– Савелий Антонович! – воскликнул Федор Степанович, приближаясь к гостю и протягивая ему руку для рукопожатия.
Однако Лансков, по всей видимости, был приверженцем истинно русских обычаев. Полностью проигнорировав рукопожатие на европейский манер, он лихо сжал Долинского-старшего в дружеских объятиях и три раза расцеловал его обе в щеки.
– Эх, Федор Степанович, а я вижу, ты все так же по-хранцузски, да по-аглицки здороваешься, – усмехнулся Савелий Антонович, намеренно коверкая слова.
– А ты все также по-медвежьи обнимаешься, – со смехом отмахнулся от него Долинский. – Давненько не виделись мы с тобой. Приветствую вас, милейшая Анастасия Михайловна, – проговорил он, поворачиваясь к Ланской и целуя ей руку.
– Здравствуйте, – отвечала Анастасия Михайловна. – Не представите ли гостей ваших?
Федор Степанович познакомил нас с гостями, но не успели мы войти в дом, как на дороге вновь показалась карета, запряженная двумя гнедыми кобылами.
– А это наверняка Евгений Александрович, собственной персоной, – улыбнулся Долинский. – Только он способен гнать лошадей так, что по всей карете ветер свищет.

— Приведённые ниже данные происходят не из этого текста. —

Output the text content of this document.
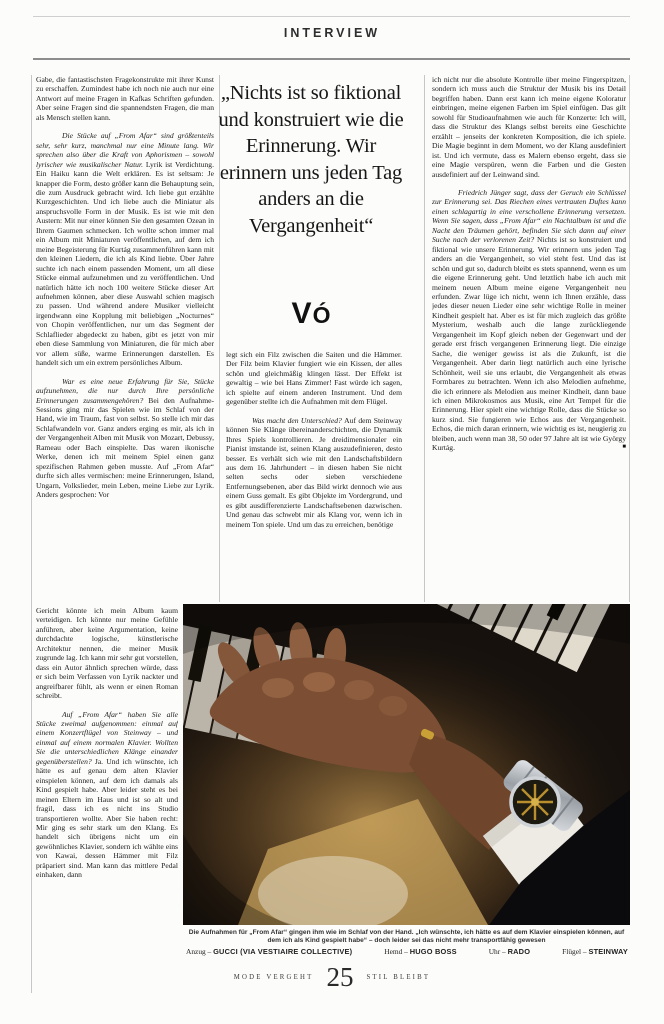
INTERVIEW

Gabe, die fantastischsten Fragekonstrukte mit ihrer Kunst zu erschaffen. Zumindest habe ich noch nie auch nur eine Antwort auf meine Fragen in Kafkas Schriften gefunden. Aber seine Fragen sind die spannendsten Fragen, die man als Mensch stellen kann.

Die Stücke auf „From Afar“ sind größtenteils sehr, sehr kurz, manchmal nur eine Minute lang. Wir sprechen also über die Kraft von Aphorismen – sowohl lyrischer wie musikalischer Natur. Lyrik ist Verdichtung. Ein Haiku kann die Welt erklären. Es ist seltsam: Je knapper die Form, desto größer kann die Behauptung sein, die zum Ausdruck gebracht wird. Ich liebe gut erzählte Kurzgeschichten. Und ich liebe auch die Miniatur als anspruchsvolle Form in der Musik. Es ist wie mit den Austern: Mit nur einer können Sie den gesamten Ozean in Ihrem Gaumen schmecken. Ich wollte schon immer mal ein Album mit Miniaturen veröffentlichen, auf dem ich meine Begeisterung für Kurtág zusammenführen kann mit den kleinen Liedern, die ich als Kind liebte. Über Jahre suchte ich nach einem passenden Moment, um all diese Stücke einmal aufzunehmen und zu veröffentlichen. Und natürlich hätte ich noch 100 weitere Stücke dieser Art aufnehmen können, aber diese Auswahl schien magisch zu passen. Und während andere Musiker vielleicht irgendwann eine Kopplung mit beliebigen „Nocturnes“ von Chopin veröffentlichen, nur um das Segment der Schlaflieder abgedeckt zu haben, gibt es jetzt von mir eben diese Sammlung von Miniaturen, die für mich aber vor allem süße, warme Erinnerungen darstellen. Es handelt sich um ein extrem persönliches Album.

War es eine neue Erfahrung für Sie, Stücke aufzunehmen, die nur durch Ihre persönliche Erinnerungen zusammengehören? Bei den Aufnahme-Sessions ging mir das Spielen wie im Schlaf von der Hand, wie im Traum, fast von selbst. So stelle ich mir das Schlafwandeln vor. Ganz anders erging es mir, als ich in der Vergangenheit Alben mit Musik von Mozart, Debussy, Rameau oder Bach einspielte. Das waren ikonische Werke, denen ich mit meinem Spiel einen ganz spezifischen Rahmen geben musste. Auf „From Afar“ durfte sich alles vermischen: meine Erinnerungen, Island, Ungarn, Volkslieder, mein Leben, meine Liebe zur Lyrik. Anders gesprochen: Vor

Gericht könnte ich mein Album kaum verteidigen. Ich könnte nur meine Gefühle anführen, aber keine Argumentation, keine durchdachte logische, künstlerische Architektur nennen, die meiner Musik zugrunde lag. Ich kann mir sehr gut vorstellen, dass ein Autor ähnlich sprechen würde, dass er sich beim Verfassen von Lyrik nackter und angreifbarer fühlt, als wenn er einen Roman schreibt.

Auf „From Afar“ haben Sie alle Stücke zweimal aufgenommen: einmal auf einem Konzertflügel von Steinway – und einmal auf einem normalen Klavier. Wollten Sie die unterschiedlichen Klänge einander gegenüberstellen? Ja. Und ich wünschte, ich hätte es auf genau dem alten Klavier einspielen können, auf dem ich damals als Kind gespielt habe. Aber leider steht es bei meinen Eltern im Haus und ist so alt und fragil, dass ich es nicht ins Studio transportieren wollte. Aber Sie haben recht: Mir ging es sehr stark um den Klang. Es handelt sich übrigens nicht um ein gewöhnliches Klavier, sondern ich wählte eins von Kawai, dessen Hämmer mit Filz präpariert sind. Man kann das mittlere Pedal einhaken, dann

„Nichts ist so fiktional und konstruiert wie die Erinnerung. Wir erinnern uns jeden Tag anders an die Vergangenheit“
VÓ

legt sich ein Filz zwischen die Saiten und die Hämmer. Der Filz beim Klavier fungiert wie ein Kissen, der alles schön und gleichmäßig klingen lässt. Der Effekt ist gewaltig – wie bei Hans Zimmer! Fast würde ich sagen, ich spielte auf einem anderen Instrument. Und dem gegenüber stellte ich die Aufnahmen mit dem Flügel.

Was macht den Unterschied? Auf dem Steinway können Sie Klänge übereinanderschichten, die Dynamik Ihres Spiels kontrollieren. Je dreidimensionaler ein Pianist imstande ist, seinen Klang auszudefinieren, desto besser. Es verhält sich wie mit den Landschaftsbildern aus dem 16. Jahrhundert – in diesen haben Sie nicht selten sechs oder sieben verschiedene Entfernungsebenen, aber das Bild wirkt dennoch wie aus einem Guss gemalt. Es gibt Objekte im Vordergrund, und es gibt ausdifferenzierte Landschaftsebenen dazwischen. Und genau das schwebt mir als Klang vor, wenn ich in meinem Ton spiele. Und um das zu erreichen, benötige

ich nicht nur die absolute Kontrolle über meine Fingerspitzen, sondern ich muss auch die Struktur der Musik bis ins Detail begriffen haben. Dann erst kann ich meine eigene Koloratur einbringen, meine eigenen Farben im Spiel einfügen. Das gilt sowohl für Studioaufnahmen wie auch für Konzerte: Ich will, dass die Struktur des Klangs selbst bereits eine Geschichte erzählt – jenseits der konkreten Komposition, die ich spiele. Die Magie beginnt in dem Moment, wo der Klang ausdefiniert ist. Und ich vermute, dass es Malern ebenso ergeht, dass sie eine Magie verspüren, wenn die Farben und die Gesten ausdefiniert auf der Leinwand sind.

Friedrich Jünger sagt, dass der Geruch ein Schlüssel zur Erinnerung sei. Das Riechen eines vertrauten Duftes kann einen schlagartig in eine verschollene Erinnerung versetzen. Wenn Sie sagen, dass „From Afar“ ein Nachtalbum ist und die Nacht den Träumen gehört, befinden Sie sich dann auf einer Suche nach der verlorenen Zeit? Nichts ist so konstruiert und fiktional wie unsere Erinnerung. Wir erinnern uns jeden Tag anders an die Vergangenheit, so viel steht fest. Und das ist schön und gut so, dadurch bleibt es stets spannend, wenn es um die eigene Erinnerung geht. Und letztlich habe ich auch mit meinem neuen Album meine eigene Vergangenheit neu erfunden. Zwar lüge ich nicht, wenn ich Ihnen erzähle, dass jedes dieser neuen Lieder eine sehr wichtige Rolle in meiner Kindheit gespielt hat. Aber es ist für mich zugleich das größte Mysterium, weshalb auch die lange zurückliegende Vergangenheit im Kopf gleich neben der Gegenwart und der gerade erst frisch vergangenen Erinnerung liegt. Die einzige Sache, die weniger gewiss ist als die Zukunft, ist die Vergangenheit. Aber darin liegt natürlich auch eine lyrische Schönheit, weil sie uns erlaubt, die Vergangenheit als etwas Formbares zu betrachten. Wenn ich also Melodien aufnehme, die ich erinnere als Melodien aus meiner Kindheit, dann baue ich einen Mikrokosmos aus Musik, eine Art Tempel für die Erinnerung. Hier spielt eine wichtige Rolle, dass die Stücke so kurz sind. Sie fungieren wie Echos aus der Vergangenheit. Echos, die mich daran erinnern, wie wichtig es ist, neugierig zu bleiben, auch wenn man 38, 50 oder 97 Jahre alt ist wie György Kurtág.	■

Die Aufnahmen für „From Afar“ gingen ihm wie im Schlaf von der Hand. „Ich wünschte, ich hätte es auf dem Klavier einspielen können, auf dem ich als Kind gespielt habe“ – doch leider sei das nicht mehr transportfähig gewesen
Anzug – GUCCI (VIA VESTIAIRE COLLECTIVE)	Hemd – HUGO BOSS	Uhr – RADO	Flügel – STEINWAY
MODE VERGEHT 25 STIL BLEIBT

Лошади действительно неслись во весь опор, как будто тот, кто сидел в карете, очень спешил. Сидящий на козлах извозчик погонял лошадей громкими криками. Вскоре карета резко остановилась возле самого крыльца, так что колеса ее жалобно скрипнули. Однако дверь очень долго не открывалась, хотя в карете и слышался какой-то шорох. Наконец, створка распахнулась, и показалась красная голова мужчины с огромным орлиным носом.
– Чертов Кузька, чуть не убился из-за него, – заругался мужчина, вылезая из кареты.
Евгений Александрович был приблизительно ровесником Долинского, судя по изрезанному морщинами лицу. Тщедушное телосложение, едкий взгляд. Единственным достоинством во всей его внешности, как я уже ранее упомянула, был необыкновенно большой тонкий нос с синими прожилками по бокам. Федор Степанович подошел к гостю.
– А, господин Долинский, – ехидно улыбнулся Евгений Александрович, вытаскивая из нагрудного кармана пенсне и надевая его на горбатый нос. – Рад приветствовать.
Приветствие ограничилось лишь легкими поклонами между хозяином и гостем. После этого Федор Степанович отдал распоряжение Гавриле позаботиться о лошадях и каретах, а мы все отправились в дом.
Софья отдала Феклуше приказание развести гостей по предназначенным для них комнатам, а сама спустилась в гостевую, где мы ее дожидались. Откуда-то из глубины дома еще долго доносился писклявый и громкий голос Анастасии Михайловны.
– Какая неприятная женщина, – прошептала мне на ухо Шурочка, имея в виду Ланскую.